Alex Solutions Director and Chief Product Officer Rainer Runge sat down with Karissa Breen, host of the KBI Podcast, to talk about data security.
We’ve summarised a few of the key topics of discussion here to serve as a written companion piece to the episode. Data security is a practice of increasing technological complexity and importance. Make sure you listen in by clicking here, or wherever you get your podcasts.
Data Integrity vs Data Security?
Karissa and Rainer discuss the nuanced definitions of data integrity and data security. The two concepts bear some similarities, which often leads to confusion about the capabilities of particular technologies or project scopes.
Data integrity refers to the validity and accuracy of how data represents its business meaning. Rainer puts it simply: If data values are accurate, then the data represents the real world faithfully, and is therefore data of integrity. For this to be the case, data must also be up to date, and business rules must be correctly applied to the data to reflect its real meaning. This can include both master and reference values such as product IDs, industry codes, channels and more. It’s also necessary for data to be complete in order to be data of integrity – individual records as well as aggregates across tables, application systems and organisations need to be whole and comprehensive.
On the other hand, data security encompasses the appropriate controls, access and uses applied to data. For data to be secure, it must be data of integrity that is both protected from access and available for its intended business purpose. This may seem contradictory, but Rainer concisely explains the concept known as the CIA Triad, the unity of the three core elements of data security. Here, confidentiality means the protection of sensitive information from unauthorized disclosure. Ensuring that only the right systems are able to modify data increases the integrity of the data by keeping it consistent and accurate. And last, protecting systems that support the data being operationalised ensures its availability to serve its purpose within the business. There’s a detailed discussion in the episode about different aspects of the Triad that sheds light on exactly what this looks like in practice.
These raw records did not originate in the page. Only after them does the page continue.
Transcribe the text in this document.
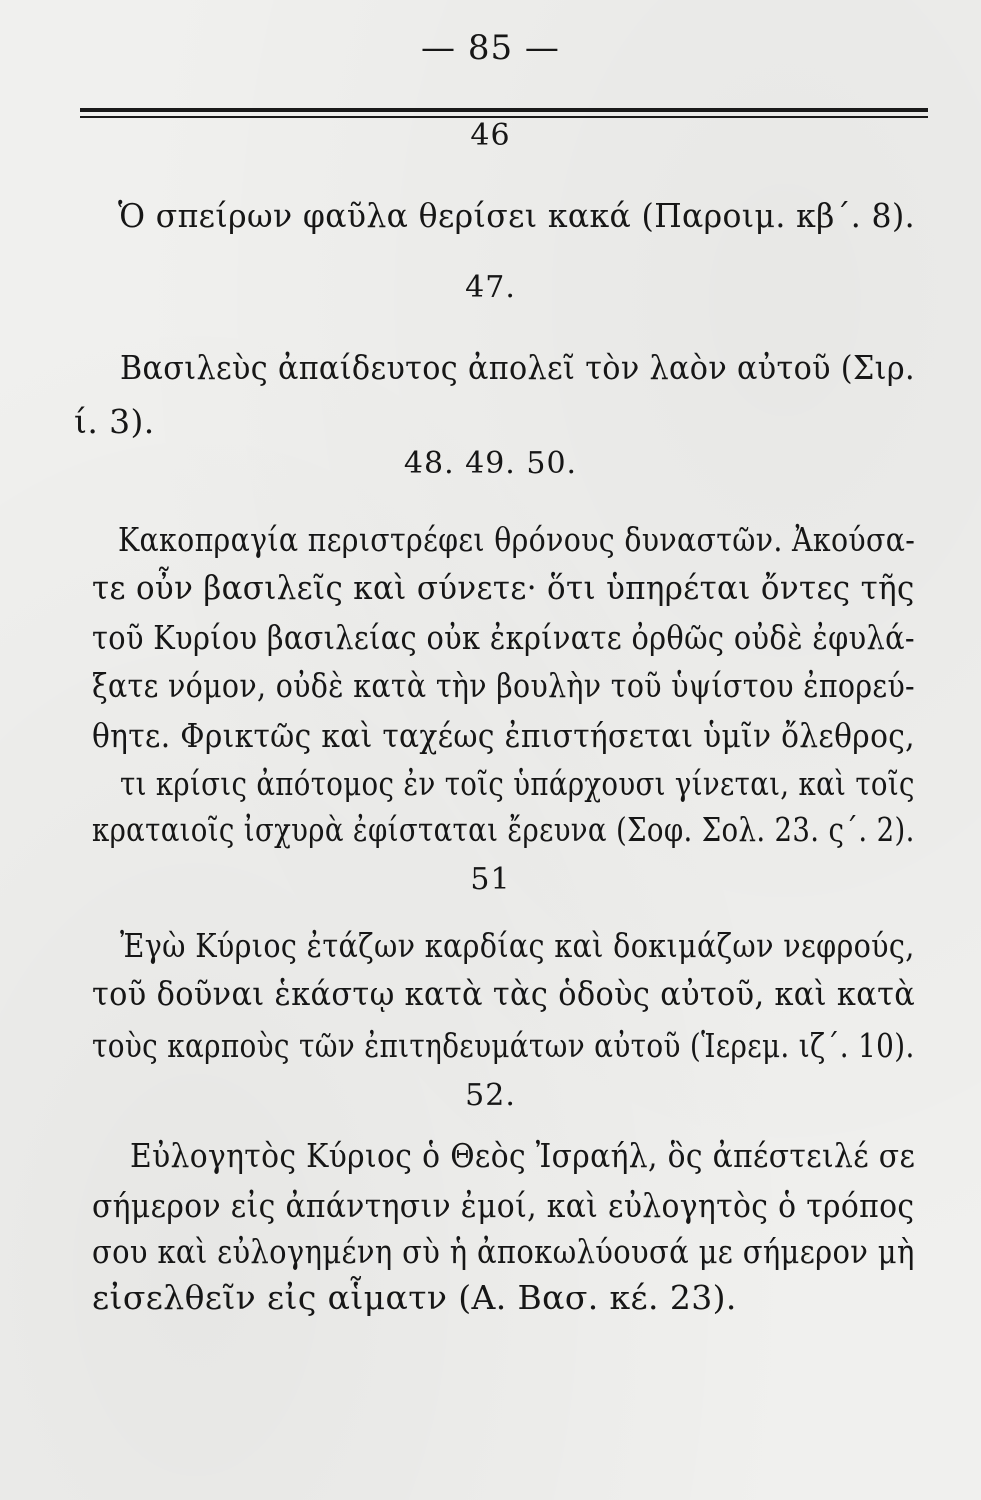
— 85 —
46
Ὁ σπείρων φαῦλα θερίσει κακά (Παροιμ. κβ΄. 8).
47.
Βασιλεὺς ἀπαίδευτος ἀπολεῖ τὸν λαὸν αὐτοῦ (Σιρ.
ί. 3).
48. 49. 50.
Κακοπραγία περιστρέφει θρόνους δυναστῶν. Ἀκούσα-
τε οὖν βασιλεῖς καὶ σύνετε· ὅτι ὑπηρέται ὄντες τῆς
τοῦ Κυρίου βασιλείας οὐκ ἐκρίνατε ὀρθῶς οὐδὲ ἐφυλά-
ξατε νόμον, οὐδὲ κατὰ τὴν βουλὴν τοῦ ὑψίστου ἐπορεύ-
θητε. Φρικτῶς καὶ ταχέως ἐπιστήσεται ὑμῖν ὄλεθρος,
τι κρίσις ἀπότομος ἐν τοῖς ὑπάρχουσι γίνεται, καὶ τοῖς
κραταιοῖς ἰσχυρὰ ἐφίσταται ἔρευνα (Σοφ. Σολ. 23. ς΄. 2).
51
Ἐγὼ Κύριος ἐτάζων καρδίας καὶ δοκιμάζων νεφρούς,
τοῦ δοῦναι ἑκάστῳ κατὰ τὰς ὁδοὺς αὐτοῦ, καὶ κατὰ
τοὺς καρποὺς τῶν ἐπιτηδευμάτων αὐτοῦ (Ἱερεμ. ιζ΄. 10).
52.
Εὐλογητὸς Κύριος ὁ Θεὸς Ἰσραήλ, ὃς ἀπέστειλέ σε
σήμερον εἰς ἀπάντησιν ἐμοί, καὶ εὐλογητὸς ὁ τρόπος
σου καὶ εὐλογημένη σὺ ἡ ἀποκωλύουσά με σήμερον μὴ
εἰσελθεῖν εἰς αἷματν (Α. Βασ. κέ. 23).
Knowing what you need for Compliance
For an organisation to know it has sufficient data security for compliance, Rainer recommends starting with understanding the landscape. What needs protection? How is data classified? What are the key compliance requirements for your industry or environment? Once this is known, there needs to be clear accountabilities and boundaries for information security. These must be for the organization or on behalf of its customers per a consumer protection scheme such as the GDPR. This process involves countless sub-processes in data management. For this, you need a platform like Alex, which can rapidly identify and enable the removal of single points of failure, automatically scan and categorize sensitive data and kick off workflows to facilitate accountability.
The implications of not meeting compliance are significant. There’s a good discussion about how hefty fines are one aspect of risk. Reputational damage and loss of trust carries a variety of very real commercial consequences.
Are organizations doing this well enough? If not, how do they get there?
While some organizations are meeting compliance requirements – typically highly regulated bodies – others are not doing so well. Rainer notes that reluctance to implementing data governance regimes which include proper data security stems from the cost of compliance. But commercially, when comparing the financial penalties and reputational risk of non-compliance with the cost to establish a fit-for-purpose data governance regime, data security stands up as a business case. He also explains some of the flow-on benefits from having such a capability. The first step then, is to create this business case. There needs to be buy-in and commitment when the program is implemented. It’s not as simple as installing a tool and checking a box. Measure delivery of value from the program against the benefits called out in the business case. Both mitigation of risk as well as realising benefits such as efficiencies.
Rainer suggests that best practice for implementing such a program is to establish a data office which will govern and oversee the incremental implementation of appropriate data security measures. This is a rich discussion of one of the biggest questions executives have about data security and compliance and is a must-listen. It’s one thing to know that you need to get compliant. It’s another thing entirely to hear how best to do so from an expert in the field with many decades of experience supporting some of the world’s best companies with cutting-edge technology solutions.